Interrogée à propos de l'avis de la Commission, Christine Riba, secrétaire
nationale de la Confédération paysanne, maintient tout d'abord sa
satisfaction : "Pour nous, c'est une victoire parce que cela faisait un sacré
bout de temps qu'on se battait pour empêcher les procédés naturels de
donner lieu à des brevets". La secrétaire nationale relativise tout de même la
portée du texte : "c'est un embryon d'avancée". Une victoire d'autant plus
embryonnaire que l'exécutif européen, à travers cette clarification sur la
protection juridique des inventions biotechnologiques, impose une réflexion
sur la Convention de l'Office Européen des Brevets (OEB). L'avis du 3
novembre est en effet contraire à une décision de la Grande Chambre de
l'OEB datant de mars 2015. L'office avait alors décidé que les procédés
essentiellement biologiques étaient brevetables, à certaines conditions.
"Cet avis est l'occasion d'ouvrir un débat afin de réformer la convention de
l'OEB", affirme Yvette Dattee. Pour la secrétaire générale de l'AFBV, une telle
occasion n'ira pas sans aborder la problématique des NPBT. Du fait du vide
juridique européen sur le sujet, ces nouvelles techniques de modification
génétique sont actuellement couvertes par les mêmes réglementations que
les OGM, "de plus en plus lourdes et de plus en plus absurdes" selon la
secrétaire générale. L'opportunité, d'après Yvette Dattee, est donc de voir les
produits des NPBT classifiés comme non-OGM tout en laissant la possibilité
aux semenciers de déposer des brevets sur leurs découvertes.

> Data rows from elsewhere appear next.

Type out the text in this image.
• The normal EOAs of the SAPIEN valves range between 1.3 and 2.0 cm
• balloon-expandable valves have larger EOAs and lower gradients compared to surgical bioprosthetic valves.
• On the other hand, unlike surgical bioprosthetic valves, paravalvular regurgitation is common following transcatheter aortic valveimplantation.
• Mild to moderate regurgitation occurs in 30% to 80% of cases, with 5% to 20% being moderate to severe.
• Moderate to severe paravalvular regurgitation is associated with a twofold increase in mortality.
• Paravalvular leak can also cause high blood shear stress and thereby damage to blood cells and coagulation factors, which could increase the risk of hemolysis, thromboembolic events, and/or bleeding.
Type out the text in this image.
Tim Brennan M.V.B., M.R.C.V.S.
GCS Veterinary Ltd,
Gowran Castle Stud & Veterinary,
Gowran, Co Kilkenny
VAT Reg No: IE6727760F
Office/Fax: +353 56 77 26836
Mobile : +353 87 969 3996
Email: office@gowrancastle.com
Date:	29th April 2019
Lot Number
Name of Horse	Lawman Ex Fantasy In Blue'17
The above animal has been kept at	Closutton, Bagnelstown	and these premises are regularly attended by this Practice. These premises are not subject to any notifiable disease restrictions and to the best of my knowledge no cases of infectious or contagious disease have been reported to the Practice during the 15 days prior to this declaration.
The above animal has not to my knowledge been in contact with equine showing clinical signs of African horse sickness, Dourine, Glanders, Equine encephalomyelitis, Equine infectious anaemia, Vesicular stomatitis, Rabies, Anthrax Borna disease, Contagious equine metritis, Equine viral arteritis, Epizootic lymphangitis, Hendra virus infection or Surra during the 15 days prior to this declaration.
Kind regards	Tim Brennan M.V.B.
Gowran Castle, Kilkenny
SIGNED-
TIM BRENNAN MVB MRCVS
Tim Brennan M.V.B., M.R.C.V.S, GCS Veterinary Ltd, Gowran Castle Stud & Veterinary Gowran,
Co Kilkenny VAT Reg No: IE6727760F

Une réglementation attendue de toutes parts
La Commission européenne travaille sur le sujet depuis 2007. Une analyse
juridique devait être publiée à la fin de l'année 2015, avant d'être promise
pour mars 2016 pour être finalement reportée sans date précise. L'enjeu est
de taille. Les ONG de défense de l'environnement pointent du doigt les
dangers potentiels de ces "nouveaux OGM". A l'opposé, le lobby New
Breeding Techniques Platform invoque des investissements dans la recherche
et le développement des NPBT, des emplois et des équipements qui seraient
menacés par la décision de l'exécutif européen. De même, l'argument invoqué
par la secrétaire générale de l'AFBV est d'ordre économique : "si un
inventeur dépense de grandes sommes pour créer une variété, il doit y avoir
un retour sur investissement".
Guy Kastler, délégué général du Réseau Semences Paysannes, voit dans ces
nouvelles techniques "des OGM qui ne disent par leur nom". Peu lui importe
le retour sur investissements si "les coûts écologiques se révèlent au final
beaucoup plus élevés que le gain financier des semenciers". Plusieurs
organismes scientifiques se sont d'ores et déjà exprimés quant aux NPBT.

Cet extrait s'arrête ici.